American advertisers across six major sectors are losing out on $141 billion of ROI collectively because of inefficient harmonization of their linear and connected TV budgets.

That’s the conclusion of Samsung Ads, which collected ACR data across 18 advertising campaigns spanning automotive, telecom, pharmaceuticals, financial services, retail and quick-service restaurants (QSR). The Korean electronics giants ad division determined that 41% of advertising impressions were duplicated across CTV and linear platforms.

Samsung Ads places the value of that duplicated ad time at around $9.3 billion. If that money were to be reinvested in more efficient way — with an average return of $15.16 per ad dollar — it could deliver as much as $141 billion in additional sales across the six economic sectors, Samsung said in its “Missed reach, found revenue” report.

Samsung - duplication
Samsung Ads' Missed resach, found revenue report.  (Samsung Ads)

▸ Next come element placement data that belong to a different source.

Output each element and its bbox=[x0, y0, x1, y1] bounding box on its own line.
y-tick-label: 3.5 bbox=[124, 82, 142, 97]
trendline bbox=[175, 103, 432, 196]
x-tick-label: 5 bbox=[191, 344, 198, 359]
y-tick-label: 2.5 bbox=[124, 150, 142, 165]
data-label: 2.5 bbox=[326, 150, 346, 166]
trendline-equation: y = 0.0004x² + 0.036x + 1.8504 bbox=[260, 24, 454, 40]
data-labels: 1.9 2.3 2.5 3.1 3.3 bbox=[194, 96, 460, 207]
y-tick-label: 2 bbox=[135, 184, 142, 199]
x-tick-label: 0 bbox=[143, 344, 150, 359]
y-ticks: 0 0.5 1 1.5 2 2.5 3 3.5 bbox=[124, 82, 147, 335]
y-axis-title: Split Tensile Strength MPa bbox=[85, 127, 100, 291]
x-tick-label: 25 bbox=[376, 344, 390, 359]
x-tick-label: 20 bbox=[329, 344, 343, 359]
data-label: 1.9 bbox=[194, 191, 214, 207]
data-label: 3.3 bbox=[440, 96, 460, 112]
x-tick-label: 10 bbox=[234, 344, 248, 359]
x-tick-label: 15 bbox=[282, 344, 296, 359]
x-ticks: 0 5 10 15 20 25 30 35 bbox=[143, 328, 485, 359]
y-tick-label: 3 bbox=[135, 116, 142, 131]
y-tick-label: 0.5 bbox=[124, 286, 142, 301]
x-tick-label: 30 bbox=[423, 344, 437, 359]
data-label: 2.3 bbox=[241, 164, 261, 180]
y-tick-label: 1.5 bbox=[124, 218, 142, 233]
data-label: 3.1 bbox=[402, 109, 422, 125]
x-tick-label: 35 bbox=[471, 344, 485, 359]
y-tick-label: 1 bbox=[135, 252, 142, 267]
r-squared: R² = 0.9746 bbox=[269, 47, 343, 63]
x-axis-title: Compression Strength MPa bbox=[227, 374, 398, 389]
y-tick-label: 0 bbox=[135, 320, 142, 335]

Presenting this data at the StreamTV Show in Denver last month, Samsung Ads thought leadership chief Justin Fromm also offered about the report to StreamTV Insider.

“We have line of sight across all these ad campaigns that run on linear and streaming [platforms] through our first-party data. And we're able to identify the portions of those campaigns that are reached to streaming-only viewers, linear-only viewers, and then viewers who are actually reached with those ads both on streaming and linear. It turns out that 41% of campaign reach,” Fromm said.

Meanwhile, measuring duplication across specific linear networks and apps, Samsung Ads found that there was a striking 34% redundancy across NBC and YouTube.

Samsung - duplication across apps
Samsung Ads' Missed resach, found revenue report.  (Samsung Ads)

In terms of sectors, the company also found that telecom had the highest duplication — 58% — followed by retail (54%). Financial services had the least, 22%.

Samsung and Fromm are, of course, pitching something here — in this case, it’s peddling its Optimal Reach solution, which the company claims helps improve cross-platform advertising efficiency through improved insights, targeting and reporting. The company says that users of the solution can improve incremental cross-platform reach by as much as 47%.

“If you can shift some of that 41% [duplication] to new audiences, reach a larger proportion of your target audience, the potential revenue based on return on ad spend is that Carl Sagan billions and billions over,” Fromm said.